Ours has already been normalised :) so logits is false!

Back to the code - Let's go ahead and use our loss function

Next line of code:

loss_fn(y_train[:1], predictions).numpy()

Quick breakdown:

loss_fn: A loss function (specifically, Sparse Categorical Cross-Entropy).

y_train: The true labels (ground truth) for training data.

predictions: The model’s output (logits or raw scores) for a specific example (in this case, the first example in the training data).

Putting it together:

loss_fn(y_train[:1], predictions) Computes the loss between the true labels and the model’s predictions.

If you want to, you can look at the y_train[:1] slice of the the y_train array to get the 'truth' of the first example in x_train.

print(y_train[:1])

So we can see it shows the first example's true label is : (Drum roll)

[5]

and If you are so inclined - you can pull out the first x_train model to see that 5 in its digital form:

print(x_train[:1])

Although this comes out a bit messy and you have to go through aligning some of the brackets if you want to see this in all its glory - you can just trust me that it is a 5 if you like :D

So to summarise our loss function:

It represents how well the model’s predictions match the ground truth labels.

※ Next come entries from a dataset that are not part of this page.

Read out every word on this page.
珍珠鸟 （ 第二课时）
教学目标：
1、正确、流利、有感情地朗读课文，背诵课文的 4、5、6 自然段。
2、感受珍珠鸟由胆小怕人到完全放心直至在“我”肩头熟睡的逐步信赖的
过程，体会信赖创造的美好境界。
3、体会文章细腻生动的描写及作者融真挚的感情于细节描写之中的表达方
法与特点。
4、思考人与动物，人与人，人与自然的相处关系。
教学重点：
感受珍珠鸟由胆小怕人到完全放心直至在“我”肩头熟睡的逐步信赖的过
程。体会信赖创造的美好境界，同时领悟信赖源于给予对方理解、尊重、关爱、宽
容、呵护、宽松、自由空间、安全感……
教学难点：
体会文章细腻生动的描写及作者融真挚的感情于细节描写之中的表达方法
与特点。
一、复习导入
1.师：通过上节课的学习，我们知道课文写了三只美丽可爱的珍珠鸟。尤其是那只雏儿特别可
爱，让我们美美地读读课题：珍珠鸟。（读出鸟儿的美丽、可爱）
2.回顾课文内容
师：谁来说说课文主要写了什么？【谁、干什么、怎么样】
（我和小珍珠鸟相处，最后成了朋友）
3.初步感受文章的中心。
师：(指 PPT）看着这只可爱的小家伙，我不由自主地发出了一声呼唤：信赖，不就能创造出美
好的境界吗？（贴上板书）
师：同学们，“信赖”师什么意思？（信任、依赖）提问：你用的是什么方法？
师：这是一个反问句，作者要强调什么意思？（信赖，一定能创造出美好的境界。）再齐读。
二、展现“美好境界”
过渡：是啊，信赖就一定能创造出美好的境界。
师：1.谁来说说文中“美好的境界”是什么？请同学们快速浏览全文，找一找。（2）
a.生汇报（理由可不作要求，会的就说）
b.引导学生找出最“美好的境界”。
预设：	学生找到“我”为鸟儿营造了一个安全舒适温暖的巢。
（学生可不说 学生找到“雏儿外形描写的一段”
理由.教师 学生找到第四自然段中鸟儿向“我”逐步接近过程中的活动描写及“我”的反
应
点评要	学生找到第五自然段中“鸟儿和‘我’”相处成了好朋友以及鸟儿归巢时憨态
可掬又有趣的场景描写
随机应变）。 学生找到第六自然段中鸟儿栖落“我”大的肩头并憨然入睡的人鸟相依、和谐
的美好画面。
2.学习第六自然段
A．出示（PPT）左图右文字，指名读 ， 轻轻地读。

Lower loss values indicate better alignment between predictions and true labels.

The specific value you get (e.g., 2.3631315) reflects the quality of the model’s performance on that particular example.

Loss functions are essential for training neural networks.

They guide the optimization process by quantifying how far the model’s predictions are from the actual targets.

Now on to the fun bit, let's train and evaluate our model

Compile the model!!!

Our next line of code:

model.compile(optimizer='adam',
              loss=loss_fn,
              metrics=['accuracy'])

The model will use the adam algorithm to update its weights based on the loss function value.

Adam

The adam algorithm is a bit complicated and gets a bot mathsy - but as a short summary of it is as follows:

The Adam algorithm (short for Adaptive Moment Estimation) is an optimization technique commonly used in training neural networks.

The key steps in Adam are:

Estimating the first moment (mean) and second moment (uncentered variance) of the gradients.

Adapting the learning rate for each parameter during training

Computing individual adaptive learning rates for each weight (parameter)

It adapts these rates as learning unfolds

That'll do on Adam... one for a deep dive another time I feel :)

The other bits of the code are straightforward, specifying our loss function - We know the loss function: is the loss_fn function that you defined earlier, which measures how well the model fits the data.

Finally the metric - accuracy is simply the fraction of correct predictions made by a model

The model will also evaluate its performance using the accuracy metric, which is the fraction of correctly classified samples.

Now let's train our model!

Fitting your model

model.fit(x_train, y_train, epochs=20)

So what does this model.fit business do?

It means that the model will learn from the input data (x_train) and the corresponding labels (y_train) by adjusting its parameters over 20 iterations (epochs).

For each epoch, the data will be divided into batches of a certain size (specified by the batch_size argument) and the model will update its parameters after processing each batch.

We haven't specified the batch size, so that will pick up the default in the constructor as below:

model.fit(x_train, y_train, batch_size=32, epochs=10)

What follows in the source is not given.